Don't read if you believe in "dreams"

The past year has been the best! I'm engaged to my long-term partner, making the first person I loved, my last. I'm working in my dream company and dream role I've finally moved out and have a healthy distance from my controlling family I wish I could say all of the above but you know what they say "You plan. God laughs' My life has become a joke. After years and years of nurturing my relationship and working on myself, I've achieved nothing personally or professionally. Being an overthinker, I'd detail everything from plan 'A' to plan 'Z' to ensure my dreams come true. I had an extraordinarily amazing relationship but when it came down to marriage he didn't have time to even think about it.
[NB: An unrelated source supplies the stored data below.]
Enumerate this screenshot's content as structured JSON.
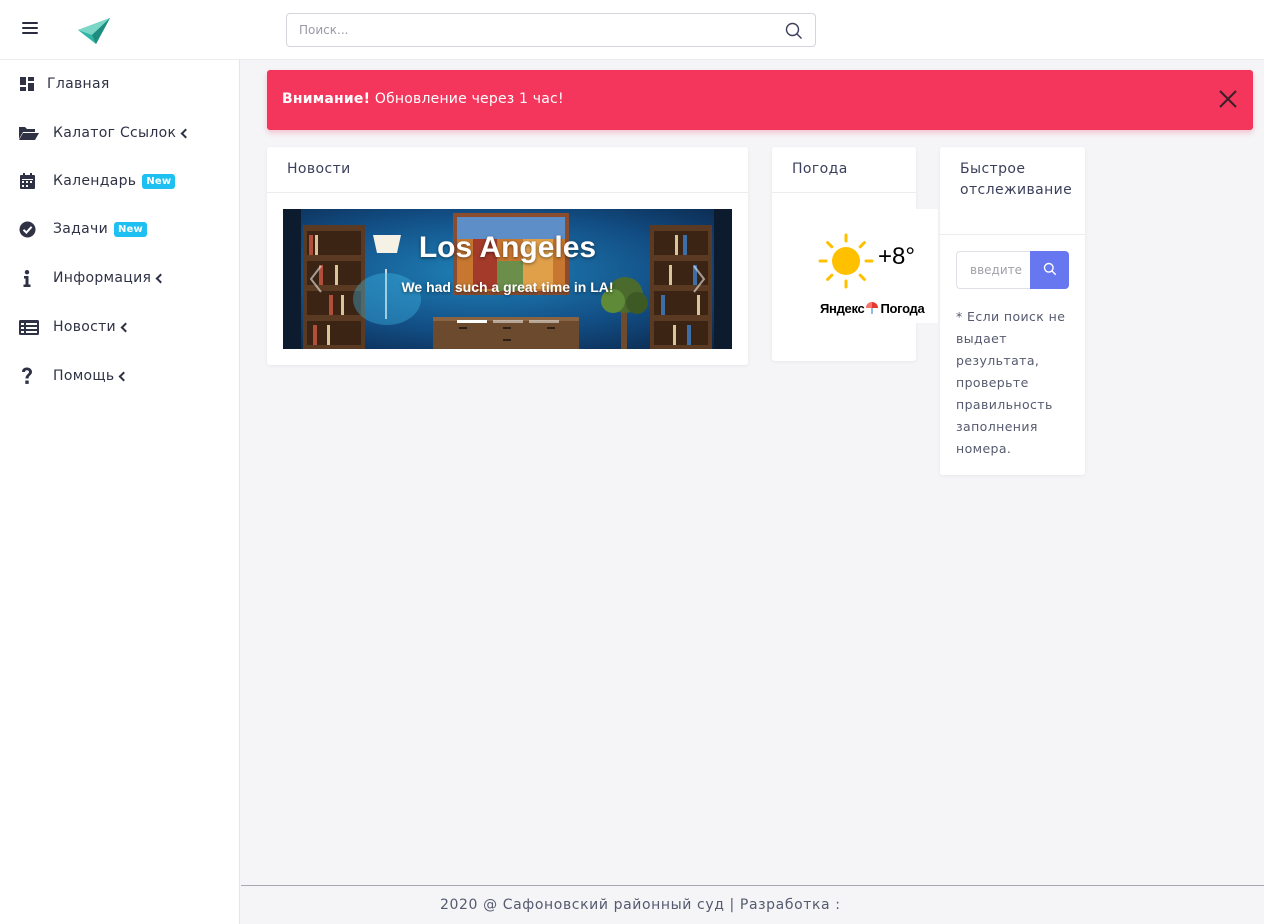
{
  "header": {
    "search_placeholder": "Поиск..."
  },
  "sidebar": {
    "items": [
      {
        "label": "Главная",
        "icon": "dashboard-icon"
      },
      {
        "label": "Калатог Ссылок",
        "icon": "folder-open-icon"
      },
      {
        "label": "Календарь",
        "icon": "calendar-icon",
        "badge": "New"
      },
      {
        "label": "Задачи",
        "icon": "check-circle-icon",
        "badge": "New"
      },
      {
        "label": "Информация",
        "icon": "info-icon"
      },
      {
        "label": "Новости",
        "icon": "newspaper-icon"
      },
      {
        "label": "Помощь",
        "icon": "question-icon"
      }
    ]
  },
  "alert": {
    "strong": "Внимание!",
    "text": " Обновление через 1 час!",
    "color": "#f5365c"
  },
  "news": {
    "title": "Новости",
    "carousel": {
      "slide_title": "Los Angeles",
      "slide_caption": "We had such a great time in LA!"
    }
  },
  "weather": {
    "title": "Погода",
    "temperature": "+8°",
    "provider": "Яндекс",
    "provider_service": "Погода"
  },
  "tracking": {
    "title": "Быстрое отслеживание",
    "input_placeholder": "введите",
    "note": "* Если поиск не выдает результата, проверьте правильность заполнения номера.",
    "button_color": "#6777ef"
  },
  "footer": {
    "text": "2020 @ Сафоновский районный суд | Разработка :"
  }
}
I have a brilliant resume filled with distinction grades, extracurriculars, and leadership roles, and yet I couldn't score an interview let alone be shortlisted for any role I wanted. With no choice, I'm stuck in a job that I absolutely hate and have no interest in! And finally, after 26 years of living with my family and growing up to be a responsible adult and doing everything and more, they ask me, they still think the worst of me, call me names, hardly acknowledge my presence, and make me feel guilty for barely living my life. I'm honestly so emotionally drained and feel like my whole life has been a struggle, hoping for things to get better someday. But all I feel is stuck. Everyone around me is moving on with their lives - getting married, moving to a new city/country, getting roles in dream companies and I'm nowhere close to anything I want. Being a practical and logical person I would usually not take advice from random strangers on the internet but I'm keeping an open mind and I'd love to hear your thoughts on my depressing life! 💔 People below 25 yrs don't bother commenting, unless you want to start a crowd fund for my therapy. P.S. The last para is a joke. Don't come at me about it in the comment section. I do need therapy though, but can't afford it. Not from an experienced psychologist at least.